И Баринов продолжал.

– Но честно говоря, Борис Александрович, – Баринов впервые сегодня назвал его по имени и отчеству, – меня поражает в вас не то, что абсолютизируете свою идею и не хотите признавать других точек зрения. Нет. Поражает в вас полное отсутствие инстинкта самосохранения. Даже животным он свойственен…

– Не понял? – Рябов совсем по-другому взглянул сейчас на Баринова. Кожей почувствовал, что вот наконец разговор приближается именно к той точке, ради которой он и был сюда приглашен. Все, что говорили до этого – только дунь, и исчезнет, – легкий мираж.

– Зачем вам, уважаемому в спорте человеку, нужны неприятности? Разве мало того, что имеете? Разве стать олимпийским чемпионом, чемпионом мира и Европы недостаточно? Вы нарываетесь на неприятности, кажется, умышленно. Как самоубийца. Я отнюдь не считаю, что мы проиграем профессионалам. Но мы ничего не потеряем, если не встретимся с ними вообще.

«Ну конечно, как же я не уловил в нем именно этого, главного, качества характера. Округлости. Да, да, округлости! Долой все острые углы! Не трожь меня, и я тебя не трону! И в том же роде… Он просто трус, кроме того, что далеко не специалист в хоккее. Впрочем, заместитель председателя и не должен быть на равных со старшими тренерами в их видах спорта. Это невозможно. Но он не глуп. По-своему, конечно. Но округлый…»

– Вот тут вы глубоко ошибаетесь. Нельзя считать себя сильнейшим в спорте, если знаешь, что есть достойный соперник и ты с ним не встретился. Фанфаронство канадцев, их самонадеянность дорого им стоили на любительских турнирах. Они до сих пор никак не могут поверить, что в хоккей играют не только в Канаде. Потом, стоит нашим соперникам, опередив нас, встретиться с канадцами по-настоящему, они в этой борьбе кое-чему научатся, – а у канадцев есть чему поучиться!-и наши нынешние соперники сделают решающий шаг вперед на любительском чемпионате мира… Не убежден, что мы устоим. Спорт требует постоянного совершенствования, даже если оно на грани риска…

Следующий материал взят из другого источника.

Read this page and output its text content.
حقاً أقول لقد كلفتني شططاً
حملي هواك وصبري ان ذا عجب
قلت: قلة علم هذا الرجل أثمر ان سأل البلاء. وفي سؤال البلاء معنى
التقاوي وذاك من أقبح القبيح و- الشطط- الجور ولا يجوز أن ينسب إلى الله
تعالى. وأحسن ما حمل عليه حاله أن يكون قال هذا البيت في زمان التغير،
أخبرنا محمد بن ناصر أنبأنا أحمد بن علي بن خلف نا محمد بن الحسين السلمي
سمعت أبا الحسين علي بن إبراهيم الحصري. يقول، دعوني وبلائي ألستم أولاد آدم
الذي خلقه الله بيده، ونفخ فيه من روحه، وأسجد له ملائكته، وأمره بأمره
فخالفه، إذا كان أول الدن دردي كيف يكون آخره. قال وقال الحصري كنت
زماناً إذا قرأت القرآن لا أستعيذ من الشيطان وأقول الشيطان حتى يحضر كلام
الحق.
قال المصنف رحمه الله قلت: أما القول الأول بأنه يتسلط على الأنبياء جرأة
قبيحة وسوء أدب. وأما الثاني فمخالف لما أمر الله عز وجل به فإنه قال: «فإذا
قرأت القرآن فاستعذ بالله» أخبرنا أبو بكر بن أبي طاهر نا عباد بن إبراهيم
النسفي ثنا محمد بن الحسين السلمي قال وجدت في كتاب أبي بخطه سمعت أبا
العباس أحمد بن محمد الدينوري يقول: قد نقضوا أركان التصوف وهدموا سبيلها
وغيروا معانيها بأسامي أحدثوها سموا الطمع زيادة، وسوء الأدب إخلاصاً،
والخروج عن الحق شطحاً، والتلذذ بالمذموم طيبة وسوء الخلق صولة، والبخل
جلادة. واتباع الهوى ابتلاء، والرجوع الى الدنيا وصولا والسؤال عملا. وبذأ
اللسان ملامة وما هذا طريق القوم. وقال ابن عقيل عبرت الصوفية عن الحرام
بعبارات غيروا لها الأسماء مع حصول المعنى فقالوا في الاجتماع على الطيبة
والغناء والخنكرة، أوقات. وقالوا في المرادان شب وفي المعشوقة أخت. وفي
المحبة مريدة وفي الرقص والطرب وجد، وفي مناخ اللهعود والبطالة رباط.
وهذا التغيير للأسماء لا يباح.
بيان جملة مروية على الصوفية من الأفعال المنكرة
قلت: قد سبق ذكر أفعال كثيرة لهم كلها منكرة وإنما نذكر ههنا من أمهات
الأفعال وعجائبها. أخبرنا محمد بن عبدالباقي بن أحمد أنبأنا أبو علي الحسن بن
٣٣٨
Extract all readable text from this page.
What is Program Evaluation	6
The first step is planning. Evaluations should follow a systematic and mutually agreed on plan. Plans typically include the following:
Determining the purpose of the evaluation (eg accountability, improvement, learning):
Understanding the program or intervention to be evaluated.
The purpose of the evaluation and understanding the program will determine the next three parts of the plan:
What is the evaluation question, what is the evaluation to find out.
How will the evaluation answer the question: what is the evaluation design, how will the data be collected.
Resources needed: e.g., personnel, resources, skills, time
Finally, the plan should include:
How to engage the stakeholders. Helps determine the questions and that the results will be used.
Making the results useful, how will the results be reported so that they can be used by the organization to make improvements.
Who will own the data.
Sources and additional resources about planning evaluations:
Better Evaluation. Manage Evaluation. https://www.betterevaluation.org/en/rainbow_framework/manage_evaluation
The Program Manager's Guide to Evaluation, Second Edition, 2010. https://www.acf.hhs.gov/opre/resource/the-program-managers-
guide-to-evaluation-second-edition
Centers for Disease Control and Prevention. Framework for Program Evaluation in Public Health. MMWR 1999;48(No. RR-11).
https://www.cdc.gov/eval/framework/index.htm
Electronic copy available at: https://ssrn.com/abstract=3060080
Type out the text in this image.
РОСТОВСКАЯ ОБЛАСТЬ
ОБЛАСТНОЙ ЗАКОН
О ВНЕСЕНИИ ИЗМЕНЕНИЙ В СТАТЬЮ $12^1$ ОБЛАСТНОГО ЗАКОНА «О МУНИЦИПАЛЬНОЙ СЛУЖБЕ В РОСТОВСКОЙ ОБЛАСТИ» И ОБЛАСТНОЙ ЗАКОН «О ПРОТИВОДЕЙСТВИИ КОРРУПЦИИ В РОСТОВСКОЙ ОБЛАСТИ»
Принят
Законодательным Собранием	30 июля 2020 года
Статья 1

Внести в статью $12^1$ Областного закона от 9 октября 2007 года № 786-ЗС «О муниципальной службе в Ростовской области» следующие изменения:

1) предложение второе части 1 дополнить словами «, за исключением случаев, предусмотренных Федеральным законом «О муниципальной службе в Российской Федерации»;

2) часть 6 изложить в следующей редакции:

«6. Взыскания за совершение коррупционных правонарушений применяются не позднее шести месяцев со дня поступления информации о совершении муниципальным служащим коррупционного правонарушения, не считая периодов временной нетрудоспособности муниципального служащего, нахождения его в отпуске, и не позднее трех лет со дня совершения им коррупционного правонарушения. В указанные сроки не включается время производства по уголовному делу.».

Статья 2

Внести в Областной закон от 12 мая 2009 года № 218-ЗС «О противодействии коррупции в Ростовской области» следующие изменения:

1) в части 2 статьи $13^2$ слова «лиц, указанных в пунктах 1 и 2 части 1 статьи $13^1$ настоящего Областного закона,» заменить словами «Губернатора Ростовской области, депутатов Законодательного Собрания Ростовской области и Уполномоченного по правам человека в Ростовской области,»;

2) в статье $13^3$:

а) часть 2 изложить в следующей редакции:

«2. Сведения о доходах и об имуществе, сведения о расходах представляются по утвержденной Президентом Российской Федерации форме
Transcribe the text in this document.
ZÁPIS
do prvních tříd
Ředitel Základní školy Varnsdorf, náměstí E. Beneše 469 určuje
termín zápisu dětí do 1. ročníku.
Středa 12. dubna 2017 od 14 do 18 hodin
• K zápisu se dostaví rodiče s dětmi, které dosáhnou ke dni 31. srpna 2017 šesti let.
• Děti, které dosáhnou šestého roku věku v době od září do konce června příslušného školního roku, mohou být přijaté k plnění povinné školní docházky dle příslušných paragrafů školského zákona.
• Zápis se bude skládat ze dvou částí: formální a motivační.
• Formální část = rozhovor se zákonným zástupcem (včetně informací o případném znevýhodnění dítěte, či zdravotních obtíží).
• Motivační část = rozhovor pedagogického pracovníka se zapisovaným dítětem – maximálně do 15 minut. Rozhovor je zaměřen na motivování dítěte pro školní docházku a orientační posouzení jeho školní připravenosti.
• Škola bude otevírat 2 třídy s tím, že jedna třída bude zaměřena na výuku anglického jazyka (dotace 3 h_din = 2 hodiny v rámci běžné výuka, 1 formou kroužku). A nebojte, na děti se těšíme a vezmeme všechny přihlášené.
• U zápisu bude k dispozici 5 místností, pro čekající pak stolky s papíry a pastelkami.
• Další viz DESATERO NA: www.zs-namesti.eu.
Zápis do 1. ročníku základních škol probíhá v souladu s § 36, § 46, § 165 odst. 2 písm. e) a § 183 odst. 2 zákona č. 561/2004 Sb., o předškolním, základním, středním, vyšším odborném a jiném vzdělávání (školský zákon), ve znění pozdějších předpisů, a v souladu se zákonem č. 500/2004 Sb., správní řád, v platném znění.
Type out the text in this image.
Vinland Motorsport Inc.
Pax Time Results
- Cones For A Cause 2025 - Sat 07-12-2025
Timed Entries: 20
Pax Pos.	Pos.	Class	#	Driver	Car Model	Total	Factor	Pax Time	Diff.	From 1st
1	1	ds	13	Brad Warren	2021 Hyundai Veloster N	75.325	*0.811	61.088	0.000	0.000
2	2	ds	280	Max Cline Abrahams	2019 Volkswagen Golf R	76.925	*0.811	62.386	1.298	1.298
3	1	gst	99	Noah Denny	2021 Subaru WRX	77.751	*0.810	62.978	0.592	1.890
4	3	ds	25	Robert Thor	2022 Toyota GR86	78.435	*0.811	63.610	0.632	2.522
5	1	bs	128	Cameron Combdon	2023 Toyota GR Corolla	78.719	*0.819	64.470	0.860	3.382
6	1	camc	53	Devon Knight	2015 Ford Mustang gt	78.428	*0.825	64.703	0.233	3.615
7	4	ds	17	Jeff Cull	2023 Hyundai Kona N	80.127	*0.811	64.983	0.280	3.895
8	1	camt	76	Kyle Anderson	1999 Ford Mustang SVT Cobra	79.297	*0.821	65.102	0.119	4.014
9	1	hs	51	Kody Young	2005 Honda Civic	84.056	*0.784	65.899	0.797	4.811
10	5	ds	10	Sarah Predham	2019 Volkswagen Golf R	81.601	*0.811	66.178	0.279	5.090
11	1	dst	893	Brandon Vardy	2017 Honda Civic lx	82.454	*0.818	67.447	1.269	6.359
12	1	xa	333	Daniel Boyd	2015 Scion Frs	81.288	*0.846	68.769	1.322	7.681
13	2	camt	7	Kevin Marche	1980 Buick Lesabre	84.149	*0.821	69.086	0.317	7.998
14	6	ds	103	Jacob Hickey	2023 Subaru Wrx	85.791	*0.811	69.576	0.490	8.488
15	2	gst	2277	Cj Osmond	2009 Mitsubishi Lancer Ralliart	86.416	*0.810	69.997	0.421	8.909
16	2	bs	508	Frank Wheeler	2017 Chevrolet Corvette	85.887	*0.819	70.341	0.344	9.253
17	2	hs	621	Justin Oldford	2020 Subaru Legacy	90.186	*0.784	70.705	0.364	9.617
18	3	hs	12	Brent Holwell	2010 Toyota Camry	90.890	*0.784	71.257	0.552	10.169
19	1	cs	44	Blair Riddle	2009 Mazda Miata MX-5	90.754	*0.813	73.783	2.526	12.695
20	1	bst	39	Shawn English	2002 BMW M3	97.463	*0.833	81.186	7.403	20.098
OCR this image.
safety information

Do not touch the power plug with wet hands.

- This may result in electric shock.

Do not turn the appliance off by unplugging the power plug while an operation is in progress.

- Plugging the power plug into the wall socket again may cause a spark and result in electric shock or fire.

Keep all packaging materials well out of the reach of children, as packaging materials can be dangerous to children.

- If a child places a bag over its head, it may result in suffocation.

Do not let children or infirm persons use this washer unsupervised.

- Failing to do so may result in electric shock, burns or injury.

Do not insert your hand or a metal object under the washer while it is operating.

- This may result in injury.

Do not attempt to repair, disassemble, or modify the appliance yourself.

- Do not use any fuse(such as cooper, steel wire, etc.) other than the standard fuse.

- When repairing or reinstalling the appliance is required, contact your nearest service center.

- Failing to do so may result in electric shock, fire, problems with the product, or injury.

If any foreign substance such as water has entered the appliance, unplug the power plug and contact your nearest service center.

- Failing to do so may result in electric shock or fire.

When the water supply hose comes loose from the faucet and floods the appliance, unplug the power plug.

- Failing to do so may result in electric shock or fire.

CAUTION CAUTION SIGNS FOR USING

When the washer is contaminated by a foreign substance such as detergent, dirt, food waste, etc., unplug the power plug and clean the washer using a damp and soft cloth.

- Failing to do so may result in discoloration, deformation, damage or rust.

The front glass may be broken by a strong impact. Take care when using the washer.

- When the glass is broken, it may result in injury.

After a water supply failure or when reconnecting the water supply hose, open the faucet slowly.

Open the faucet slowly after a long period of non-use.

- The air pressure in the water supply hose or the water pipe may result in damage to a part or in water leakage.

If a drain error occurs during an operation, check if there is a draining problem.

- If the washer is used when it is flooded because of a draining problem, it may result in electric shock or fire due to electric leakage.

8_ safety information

– Разумного, разумного риска! – подхватил Баринов.– А вы даже не сознаете, что вас ждет в случае неудачи. Все, созданное вами в течение многих лет, пойдет насмарку.

– Перестаньте меня пугать, – тихо, но вкрадчиво сказал Рябов.– Даже в хоккейной песенке поется: «Трус не играет в хоккей».

– То же песенка…

«Нет, он неотразим в своем конформизме! Он просто гениален в нем! Кажется, теперь я понимаю, какая сила привела его в руководящее кресло…»

– Похоже, вы сами боитесь?

– Сказал бы так: не хочу рисковать очертя голову. У меня семья, и, как вам, так и мне, ее надо кормить…

Рябов больше не слушал. Он встал. Все кипело в нем. Он понимал, что, если не уйдет отсюда сейчас же, может случиться непоправимое: он не сдержит себя, и тогда…

– Приятного аппетита вашей семье, -сказал он так, что любой вошедший бы в эту комнату человек мог подумать, будто Рябов сказал: «До скорого свидания!»